Cocaine abuse causes higher LVMI, and lower EF [16,17]. Methamphetamine like cocaine has sympathomimetic effects causing vasoconstriction of coronary arteries, tachycardia, and direct myocardial toxicity; both may also have similar pathophysiological effects on the myocardium. Indeed, the sympathomimetic and toxic effects on the heart induced by methamphetamine are likely worse than cocaine because it increases catecholamine release rather than just inhibiting its reuptake [18].

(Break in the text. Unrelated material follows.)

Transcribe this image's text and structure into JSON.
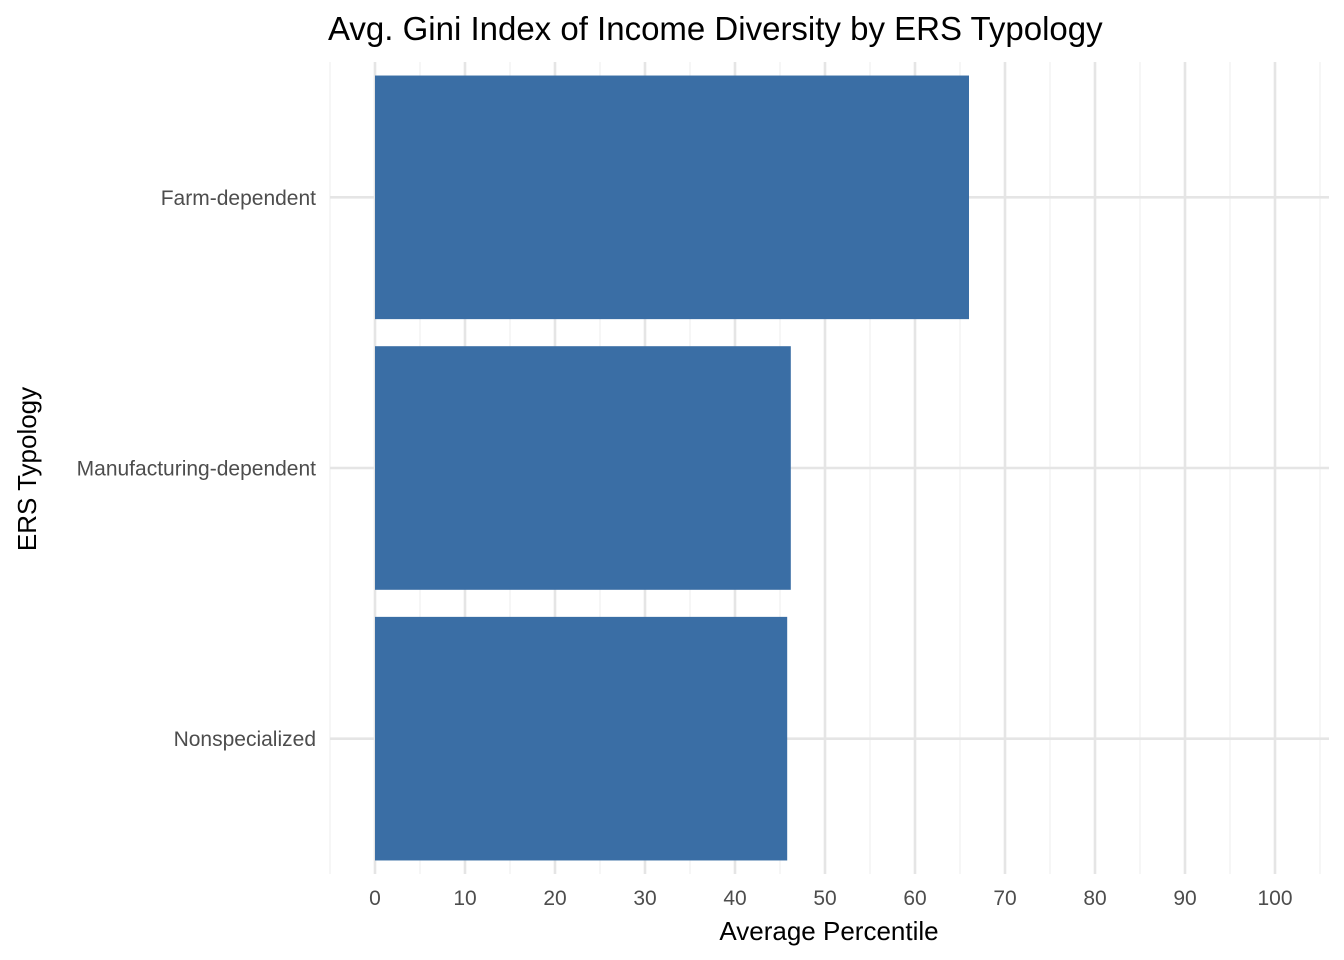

Our study is limited by several factors but mainly by the inclusion of only select echocardiographic parameters. We also did not include any demographic data other than age and gender. The small sample size also limits our study as we only looked into patients' data spanning one year (from 2019 to 2020) due to a change in our electronic medical record database before the year 2019. Our case group included patients with heart failure that had recent or active methamphetamine usage as correlating factor, not necessarily as the only causation of heart failure.

Conclusions

In conclusion, patients with methamphetamine-related cardiomyopathy tend to be younger and had worse cardiomyopathy related echocardiogram parameters when compared to patients with cardiomyopathy without methamphetamine use. Methamphetamine users had increased LV mass index, worse systolic dysfunction and increased chances of developing right heart failure from increased overall RVSP. Further large scale, randomized controlled trials are needed to confirm these findings of methamphetamine-related cardiomyopathy.